AFSCME 3299 workers striking on the UCSB campus
Paul Wellman

At 4 a.m. on Monday, American Federation of State, County and Municipal Employees (AFSCME) union workers (pictured above) gathered with students at the University of California, Santa Barbara’s Storke Tower to begin a three-day strike against the university. They are one of the 10 UC campuses participating in the strike.

AFSCME Local 3299 is the UC’s largest employee union, representing 25,000 employees. The workers voted to authorize a strike with 97 percent support after new research revealed growing income disparities among unionized low-wage workers and people of color. The research uncovered wage differences as large as 23 percent between black women and white men. The union has been attempting to address the inequalities through a year of negotiations with the UC. However, last week, the UC announced new contract terms that would delay the retirement age, permit the UC to raise health-care premiums, continue outsourcing jobs, and leave employee wages below the cost of living. “The UC has made it clear they would much rather continue to ignore [the growing inequality],” the AFSCME wrote in a statement.

At noon, students and workers marched through campus, chanting, “If we don’t get it, shut it down.” “Without us [the university] doesn’t function,” said Fermin Martinez, one of the two irrigation workers at UCSB. Given the campus size, the university should employ closer to 10 irrigation workers.
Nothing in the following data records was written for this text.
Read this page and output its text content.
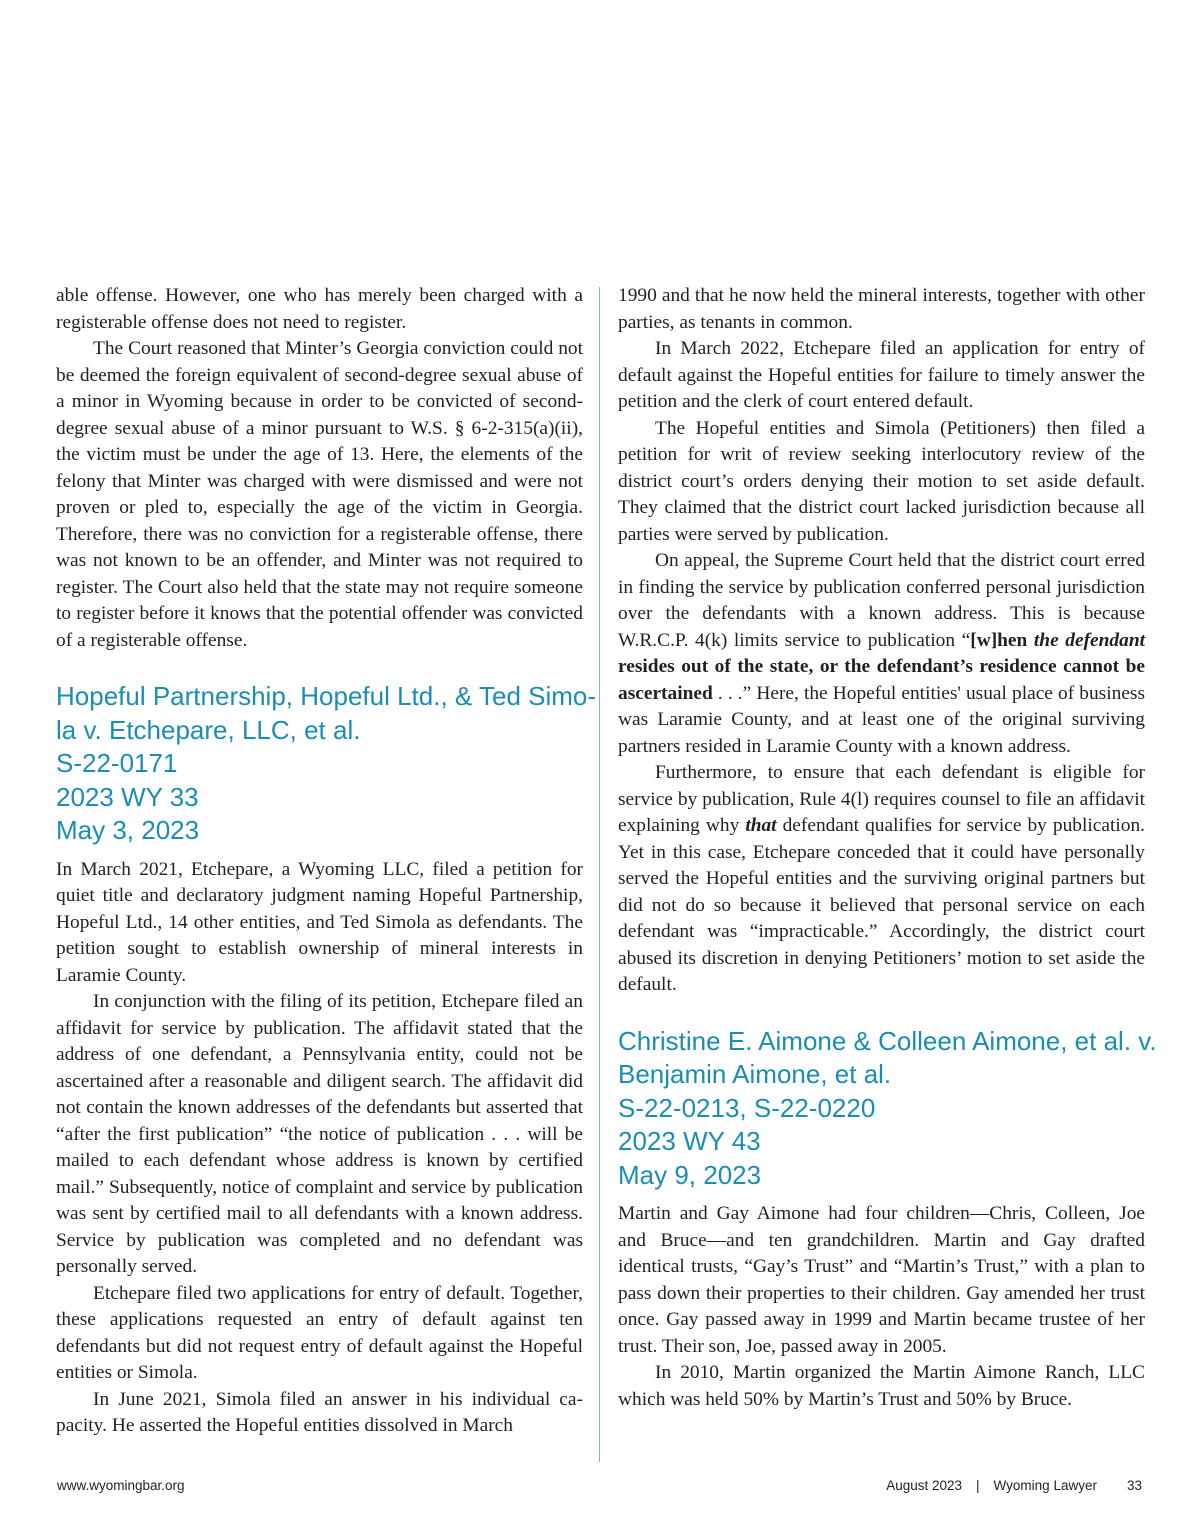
able offense. However, one who has merely been charged with a registerable offense does not need to register.

The Court reasoned that Minter’s Georgia conviction could not be deemed the foreign equivalent of second-degree sexual abuse of a minor in Wyoming because in order to be convicted of second-degree sexual abuse of a minor pursuant to W.S. § 6-2-315(a)(ii), the victim must be under the age of 13. Here, the elements of the felony that Minter was charged with were dismissed and were not proven or pled to, especially the age of the victim in Georgia. Therefore, there was no conviction for a registerable offense, there was not known to be an offender, and Minter was not required to register. The Court also held that the state may not require someone to register before it knows that the potential offender was convicted of a registerable offense.

Hopeful Partnership, Hopeful Ltd., & Ted Simo-
la v. Etchepare, LLC, et al.
S-22-0171
2023 WY 33
May 3, 2023

In March 2021, Etchepare, a Wyoming LLC, filed a petition for quiet title and declaratory judgment naming Hopeful Partnership, Hopeful Ltd., 14 other entities, and Ted Simola as defendants. The petition sought to establish ownership of mineral interests in Laramie County.

In conjunction with the filing of its petition, Etchepare filed an affidavit for service by publication. The affidavit stated that the address of one defendant, a Pennsylvania entity, could not be ascertained after a reasonable and diligent search. The affidavit did not contain the known addresses of the defendants but asserted that “after the first publication” “the notice of publication . . . will be mailed to each defendant whose address is known by certified mail.” Subsequently, notice of complaint and service by publication was sent by certified mail to all defendants with a known address. Service by publication was completed and no defendant was personally served.

Etchepare filed two applications for entry of default. Together, these applications requested an entry of default against ten defendants but did not request entry of default against the Hopeful entities or Simola.

In June 2021, Simola filed an answer in his individual capacity. He asserted the Hopeful entities dissolved in March

1990 and that he now held the mineral interests, together with other parties, as tenants in common.

In March 2022, Etchepare filed an application for entry of default against the Hopeful entities for failure to timely answer the petition and the clerk of court entered default.

The Hopeful entities and Simola (Petitioners) then filed a petition for writ of review seeking interlocutory review of the district court’s orders denying their motion to set aside default. They claimed that the district court lacked jurisdiction because all parties were served by publication.

On appeal, the Supreme Court held that the district court erred in finding the service by publication conferred personal jurisdiction over the defendants with a known address. This is because W.R.C.P. 4(k) limits service to publication “[w]hen the defendant resides out of the state, or the defendant’s residence cannot be ascertained . . .” Here, the Hopeful entities' usual place of business was Laramie County, and at least one of the original surviving partners resided in Laramie County with a known address.

Furthermore, to ensure that each defendant is eligible for service by publication, Rule 4(l) requires counsel to file an affidavit explaining why that defendant qualifies for service by publication. Yet in this case, Etchepare conceded that it could have personally served the Hopeful entities and the surviving original partners but did not do so because it believed that personal service on each defendant was “impracticable.” Accordingly, the district court abused its discretion in denying Petitioners’ motion to set aside the default.

Christine E. Aimone & Colleen Aimone, et al. v.
Benjamin Aimone, et al.
S-22-0213, S-22-0220
2023 WY 43
May 9, 2023

Martin and Gay Aimone had four children—Chris, Colleen, Joe and Bruce—and ten grandchildren. Martin and Gay drafted identical trusts, “Gay’s Trust” and “Martin’s Trust,” with a plan to pass down their properties to their children. Gay amended her trust once. Gay passed away in 1999 and Martin became trustee of her trust. Their son, Joe, passed away in 2005.

In 2010, Martin organized the Martin Aimone Ranch, LLC which was held 50% by Martin’s Trust and 50% by Bruce.

www.wyomingbar.org	August 2023 | Wyoming Lawyer 33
Since the strike, Martinez reports seeing superintendents picking up trash and receiving calls about the toilets. “Just give us what we deserve; that’s all we’re asking,” he said.

Francisco Garcia, a union member and custodian with UCSB for 22 years, was also at the rally. He cleans an average of 30,000 square feet a night, he explained. “You’d think it’d be enough,” he said, “but the university doesn’t pay us enough.” Many of Garcia’s coworkers work two or three jobs or are forced to move out of the city in search of cheaper housing. But the strike is bigger than low wages, he said. “We want to concentrate on more than a percentage or raise. It’s about dignity.”